Some nights he called me and I biked to his apartment, let myself in with the key he gave me, darting quick glances over my shoulder, and met him in his dark bedroom where we took our clothes off without speaking and f**ked like it was the last time, quiet and desperate, breathing in each other’s ears as we exorcised the demons inside us. When it was done I would kiss him and leave without a word, looking over my shoulder again as I biked home, my brain on high alert but my heart calm. In my own bed I lay staring at the monster shadows on the ceiling, clawing, seething. Sometimes I saw watchers in them. Sometimes I saw myself.
“Do you still have a crush on Mr. Wilke?” Wesley asked, and I just looked at him, expressionless.
In mirrors, I saw someone new. A feral girl with electric eyes. She was beautiful, her mouth lush and maroon, her skin glowing like moonlit alabaster, but there was something a little off about her. At certain angles, her bones showed through the skin. Shadows made hollows in her ribs and cheeks. She was starving for something, and the more she ate of it, the thinner she became.
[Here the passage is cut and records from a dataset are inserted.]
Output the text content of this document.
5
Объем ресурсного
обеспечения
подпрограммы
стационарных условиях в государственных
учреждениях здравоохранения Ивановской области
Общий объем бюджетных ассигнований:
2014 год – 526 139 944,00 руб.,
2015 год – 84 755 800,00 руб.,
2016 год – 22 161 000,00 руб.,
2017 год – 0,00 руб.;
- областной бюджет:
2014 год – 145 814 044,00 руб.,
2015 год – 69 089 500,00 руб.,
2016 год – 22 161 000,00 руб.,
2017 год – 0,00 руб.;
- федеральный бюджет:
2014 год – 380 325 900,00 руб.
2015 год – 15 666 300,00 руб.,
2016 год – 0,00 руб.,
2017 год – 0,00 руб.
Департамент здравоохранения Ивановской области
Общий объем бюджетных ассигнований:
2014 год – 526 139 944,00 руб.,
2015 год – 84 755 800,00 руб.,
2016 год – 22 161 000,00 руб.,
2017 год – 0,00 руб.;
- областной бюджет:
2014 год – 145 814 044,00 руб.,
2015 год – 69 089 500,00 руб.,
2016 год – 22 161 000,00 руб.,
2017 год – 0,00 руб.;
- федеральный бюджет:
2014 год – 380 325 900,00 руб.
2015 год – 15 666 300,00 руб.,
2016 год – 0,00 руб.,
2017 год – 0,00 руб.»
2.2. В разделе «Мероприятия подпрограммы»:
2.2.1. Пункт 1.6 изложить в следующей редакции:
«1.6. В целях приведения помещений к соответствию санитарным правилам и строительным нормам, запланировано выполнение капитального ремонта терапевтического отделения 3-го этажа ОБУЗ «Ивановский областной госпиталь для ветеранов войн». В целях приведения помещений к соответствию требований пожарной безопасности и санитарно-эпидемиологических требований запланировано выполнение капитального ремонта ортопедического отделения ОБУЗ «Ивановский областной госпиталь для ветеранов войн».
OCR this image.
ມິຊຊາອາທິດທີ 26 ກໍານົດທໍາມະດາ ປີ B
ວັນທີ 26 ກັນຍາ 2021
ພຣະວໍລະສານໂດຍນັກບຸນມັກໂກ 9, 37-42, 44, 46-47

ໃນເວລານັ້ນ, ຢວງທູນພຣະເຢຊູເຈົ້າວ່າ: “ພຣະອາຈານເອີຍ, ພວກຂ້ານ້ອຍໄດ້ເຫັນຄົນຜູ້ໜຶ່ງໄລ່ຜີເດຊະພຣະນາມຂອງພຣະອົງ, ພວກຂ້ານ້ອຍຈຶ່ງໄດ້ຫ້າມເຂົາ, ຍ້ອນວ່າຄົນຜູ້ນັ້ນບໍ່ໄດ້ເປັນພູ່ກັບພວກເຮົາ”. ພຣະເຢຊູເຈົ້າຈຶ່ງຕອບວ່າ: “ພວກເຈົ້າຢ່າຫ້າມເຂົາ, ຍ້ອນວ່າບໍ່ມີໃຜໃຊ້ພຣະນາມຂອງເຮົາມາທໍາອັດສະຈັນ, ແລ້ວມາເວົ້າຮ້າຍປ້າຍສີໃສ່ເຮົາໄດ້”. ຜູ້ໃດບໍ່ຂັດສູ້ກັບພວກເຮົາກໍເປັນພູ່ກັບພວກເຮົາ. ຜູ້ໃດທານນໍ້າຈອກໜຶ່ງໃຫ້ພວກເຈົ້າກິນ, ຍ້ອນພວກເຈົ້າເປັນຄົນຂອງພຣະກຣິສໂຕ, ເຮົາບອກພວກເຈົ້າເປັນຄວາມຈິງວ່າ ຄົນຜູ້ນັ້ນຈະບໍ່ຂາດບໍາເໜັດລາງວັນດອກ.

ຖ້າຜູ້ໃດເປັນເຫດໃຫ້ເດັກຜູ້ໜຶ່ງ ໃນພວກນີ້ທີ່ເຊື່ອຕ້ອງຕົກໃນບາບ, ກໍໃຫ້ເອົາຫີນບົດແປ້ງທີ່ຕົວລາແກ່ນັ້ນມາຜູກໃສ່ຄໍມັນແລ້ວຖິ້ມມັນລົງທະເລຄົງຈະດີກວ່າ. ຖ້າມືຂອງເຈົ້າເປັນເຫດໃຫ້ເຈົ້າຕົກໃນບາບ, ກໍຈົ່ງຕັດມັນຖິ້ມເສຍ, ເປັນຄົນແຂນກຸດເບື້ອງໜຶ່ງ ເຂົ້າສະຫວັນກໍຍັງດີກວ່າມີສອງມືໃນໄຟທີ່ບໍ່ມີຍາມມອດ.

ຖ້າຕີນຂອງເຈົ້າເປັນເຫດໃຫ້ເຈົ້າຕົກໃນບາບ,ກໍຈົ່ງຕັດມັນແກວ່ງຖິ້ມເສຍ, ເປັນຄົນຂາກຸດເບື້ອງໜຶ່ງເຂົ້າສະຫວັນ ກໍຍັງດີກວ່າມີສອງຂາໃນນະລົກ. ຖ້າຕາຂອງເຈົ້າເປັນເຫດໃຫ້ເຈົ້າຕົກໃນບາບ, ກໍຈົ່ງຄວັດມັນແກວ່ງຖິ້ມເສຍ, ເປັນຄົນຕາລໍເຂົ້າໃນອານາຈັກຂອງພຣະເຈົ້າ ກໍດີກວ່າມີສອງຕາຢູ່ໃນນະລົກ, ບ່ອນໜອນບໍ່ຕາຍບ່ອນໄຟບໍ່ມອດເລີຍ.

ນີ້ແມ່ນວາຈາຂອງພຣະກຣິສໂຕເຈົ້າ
“What if you’re wrong?” I asked Wesley. “What if the dopamine rush doesn’t end? What if it keeps coming and coming until—”
What? What came next? I thought of Mom lying on the living room floor.
The more you took, the more you needed. And you’d keep taking more and more and more until you overdosed.
I’d failed my promise to confront a fear during September, unless starting a relationship with someone I actually cared about counted. If not, October was going to count double.
So I sat at the kitchen table, waiting for Mom.
I’d come prepared: bank statement, printout of the trust paperwork, and my house keys, all neatly arranged before me. Upstairs, my bags were packed. I’d left the new clothes in the closet.
Turned out I needn’t have bothered. As soon as she walked in on me wearing my Very Special Episode face, she dropped her purse on the floor, sank into a chair, and started bawling.
For God’s sake, I thought.
I stared at the laminate tabletop, counting the cigarette burns. Something slithery twisted in my chest. Look at the cabinet doors. Picture what’s behind them: stale soda crackers, peanut butter, marijuana. I was probably the only kid at school completely uninterested in drugs. Jesus, her face looked like a wax dummy melting. Don’t give in. Don’t give in.
I gritted my teeth, scooted my chair back, and fetched the paper towels.
“I’m so sorry, babe,” she blubbered. The paper towel took half her face with it: magenta clown mouth, centipede eyelashes. “I f**ked up. I really did.”
Be hard and cold as steel, I told myself. “You knew why Mr. Rivero wanted to see me.”